The EMA’s list included drugs made by some of the top generic drugmakers, including Teva Pharmaceutical Industries Ltd., Mylan NV and Novartis AG’s Sandoz.
The recommendation comes after the U.S. Food and Drug Administration (FDA) and the World Health Organization raised concerns about substitution and manipulation of patients’ clinical samples by Semler Research Centre Pvt Ltd.
The FDA asked drugmakers in April to repeat bioequivalence studies for drugs whose application used data obtained from tests conducted by Semler.

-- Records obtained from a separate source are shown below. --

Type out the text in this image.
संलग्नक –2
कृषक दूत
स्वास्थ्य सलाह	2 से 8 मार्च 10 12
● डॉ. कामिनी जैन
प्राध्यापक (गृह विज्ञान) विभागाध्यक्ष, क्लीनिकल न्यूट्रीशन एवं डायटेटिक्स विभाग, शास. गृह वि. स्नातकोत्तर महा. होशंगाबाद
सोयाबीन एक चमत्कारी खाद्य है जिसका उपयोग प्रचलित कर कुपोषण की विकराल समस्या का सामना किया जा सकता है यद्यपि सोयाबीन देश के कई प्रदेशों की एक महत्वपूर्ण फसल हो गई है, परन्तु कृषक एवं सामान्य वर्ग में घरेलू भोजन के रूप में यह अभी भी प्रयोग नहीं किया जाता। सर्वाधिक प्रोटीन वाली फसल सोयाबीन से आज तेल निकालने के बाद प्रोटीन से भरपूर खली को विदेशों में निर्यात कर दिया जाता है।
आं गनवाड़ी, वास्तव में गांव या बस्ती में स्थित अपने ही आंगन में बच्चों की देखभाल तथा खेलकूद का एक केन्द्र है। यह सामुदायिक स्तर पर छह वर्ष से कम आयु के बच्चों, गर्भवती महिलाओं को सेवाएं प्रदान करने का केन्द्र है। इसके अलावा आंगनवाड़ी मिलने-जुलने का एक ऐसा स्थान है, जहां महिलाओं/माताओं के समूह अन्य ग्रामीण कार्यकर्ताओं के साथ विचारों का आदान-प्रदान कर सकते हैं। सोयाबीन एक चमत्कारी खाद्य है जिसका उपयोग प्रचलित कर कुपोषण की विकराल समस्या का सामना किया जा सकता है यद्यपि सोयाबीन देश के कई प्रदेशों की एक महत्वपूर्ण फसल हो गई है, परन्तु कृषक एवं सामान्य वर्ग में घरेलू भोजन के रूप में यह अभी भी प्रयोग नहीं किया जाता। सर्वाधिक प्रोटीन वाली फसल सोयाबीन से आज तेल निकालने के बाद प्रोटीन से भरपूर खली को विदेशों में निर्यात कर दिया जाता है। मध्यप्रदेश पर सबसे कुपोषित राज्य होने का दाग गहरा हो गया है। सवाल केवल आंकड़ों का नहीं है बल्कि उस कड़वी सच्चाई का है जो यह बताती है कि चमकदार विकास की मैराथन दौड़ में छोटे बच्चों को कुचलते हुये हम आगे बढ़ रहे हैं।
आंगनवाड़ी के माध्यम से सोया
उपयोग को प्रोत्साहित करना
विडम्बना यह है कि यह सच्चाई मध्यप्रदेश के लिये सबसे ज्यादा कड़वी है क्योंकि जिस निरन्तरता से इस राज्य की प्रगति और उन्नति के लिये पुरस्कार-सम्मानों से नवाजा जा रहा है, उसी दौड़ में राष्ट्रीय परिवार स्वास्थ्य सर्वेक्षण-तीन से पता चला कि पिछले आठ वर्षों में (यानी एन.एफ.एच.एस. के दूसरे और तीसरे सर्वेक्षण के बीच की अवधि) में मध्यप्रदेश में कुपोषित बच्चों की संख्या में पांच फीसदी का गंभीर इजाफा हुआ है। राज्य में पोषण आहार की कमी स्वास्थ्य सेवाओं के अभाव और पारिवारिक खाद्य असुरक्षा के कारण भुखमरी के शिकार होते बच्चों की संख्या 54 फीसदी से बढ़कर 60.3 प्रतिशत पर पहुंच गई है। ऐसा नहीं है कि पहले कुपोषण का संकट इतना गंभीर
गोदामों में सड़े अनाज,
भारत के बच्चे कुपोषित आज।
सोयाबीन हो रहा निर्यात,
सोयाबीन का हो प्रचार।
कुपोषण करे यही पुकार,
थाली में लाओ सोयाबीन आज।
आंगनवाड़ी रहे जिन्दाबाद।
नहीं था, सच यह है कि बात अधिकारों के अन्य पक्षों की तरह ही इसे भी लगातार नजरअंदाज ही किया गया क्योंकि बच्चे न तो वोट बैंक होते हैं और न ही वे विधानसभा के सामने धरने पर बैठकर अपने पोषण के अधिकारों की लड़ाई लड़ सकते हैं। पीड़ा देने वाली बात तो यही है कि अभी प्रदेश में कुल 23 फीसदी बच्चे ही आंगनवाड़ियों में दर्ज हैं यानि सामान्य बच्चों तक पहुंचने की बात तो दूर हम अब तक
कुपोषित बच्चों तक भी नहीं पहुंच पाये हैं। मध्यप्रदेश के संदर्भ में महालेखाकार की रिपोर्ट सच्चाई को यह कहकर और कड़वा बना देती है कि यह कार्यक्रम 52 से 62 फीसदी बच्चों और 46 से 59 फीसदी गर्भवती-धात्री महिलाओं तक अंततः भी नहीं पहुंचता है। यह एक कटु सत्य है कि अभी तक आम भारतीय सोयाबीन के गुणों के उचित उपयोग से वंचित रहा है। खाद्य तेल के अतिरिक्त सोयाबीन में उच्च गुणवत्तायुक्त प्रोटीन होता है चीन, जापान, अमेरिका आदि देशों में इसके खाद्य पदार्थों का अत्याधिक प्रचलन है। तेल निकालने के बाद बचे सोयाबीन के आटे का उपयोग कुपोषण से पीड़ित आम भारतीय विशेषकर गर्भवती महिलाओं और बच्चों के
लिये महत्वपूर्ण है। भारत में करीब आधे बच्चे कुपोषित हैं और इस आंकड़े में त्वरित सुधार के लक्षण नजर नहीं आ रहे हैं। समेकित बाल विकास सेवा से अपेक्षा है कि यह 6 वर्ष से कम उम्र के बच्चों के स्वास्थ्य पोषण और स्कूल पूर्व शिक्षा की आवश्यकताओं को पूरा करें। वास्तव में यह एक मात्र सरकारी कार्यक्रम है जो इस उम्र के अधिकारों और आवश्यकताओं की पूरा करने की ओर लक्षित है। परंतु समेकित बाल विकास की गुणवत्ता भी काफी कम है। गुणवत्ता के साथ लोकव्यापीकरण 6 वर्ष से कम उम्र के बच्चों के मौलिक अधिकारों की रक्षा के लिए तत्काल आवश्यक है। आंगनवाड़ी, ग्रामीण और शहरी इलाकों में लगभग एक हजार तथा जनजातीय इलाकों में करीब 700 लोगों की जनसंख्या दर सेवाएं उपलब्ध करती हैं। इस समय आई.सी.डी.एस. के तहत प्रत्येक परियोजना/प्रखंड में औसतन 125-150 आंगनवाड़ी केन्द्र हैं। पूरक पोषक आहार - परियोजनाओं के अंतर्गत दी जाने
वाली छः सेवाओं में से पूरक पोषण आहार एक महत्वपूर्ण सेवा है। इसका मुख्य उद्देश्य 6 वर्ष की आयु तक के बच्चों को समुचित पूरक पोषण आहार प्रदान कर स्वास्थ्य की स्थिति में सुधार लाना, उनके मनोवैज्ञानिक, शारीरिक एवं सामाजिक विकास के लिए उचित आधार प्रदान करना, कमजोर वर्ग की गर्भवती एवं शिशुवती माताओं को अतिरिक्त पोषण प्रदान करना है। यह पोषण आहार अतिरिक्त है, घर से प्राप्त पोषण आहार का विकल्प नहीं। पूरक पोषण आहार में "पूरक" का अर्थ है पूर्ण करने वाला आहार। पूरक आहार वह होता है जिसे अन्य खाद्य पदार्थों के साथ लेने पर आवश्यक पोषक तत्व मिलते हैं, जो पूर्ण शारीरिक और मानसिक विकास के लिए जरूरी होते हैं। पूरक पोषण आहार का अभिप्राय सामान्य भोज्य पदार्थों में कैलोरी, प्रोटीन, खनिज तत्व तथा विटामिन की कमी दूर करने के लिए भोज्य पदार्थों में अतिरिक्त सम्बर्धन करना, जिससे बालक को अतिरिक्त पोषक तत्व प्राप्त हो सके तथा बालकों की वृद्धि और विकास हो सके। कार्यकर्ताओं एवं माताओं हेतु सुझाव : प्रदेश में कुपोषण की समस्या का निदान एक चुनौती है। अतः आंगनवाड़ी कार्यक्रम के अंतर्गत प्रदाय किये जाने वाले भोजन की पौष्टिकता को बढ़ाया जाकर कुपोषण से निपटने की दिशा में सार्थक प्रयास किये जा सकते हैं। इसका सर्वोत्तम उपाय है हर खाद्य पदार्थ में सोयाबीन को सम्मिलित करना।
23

Generic drugmakers have to prove to health regulators through bioequivalence studies that their cheaper copycat drugs are as effective as the drug that they try to mimic.
The EMA review expressed concerns about the bioequivalence of the suspended generics of cancer drug erlotinib (Tarceva), migraine treatment eletripan and anti-malarial drug Atovaquone/Proguanil.
The EU health regulator says it also recommends against approving those drugs whose applications used data from studies conducted at the research site.
The agency, however, allowed sales of those drugs where the manufacturing company provided data from alternate studies.
The European Commission will make a legally binding decision on these recommendations, the agency says.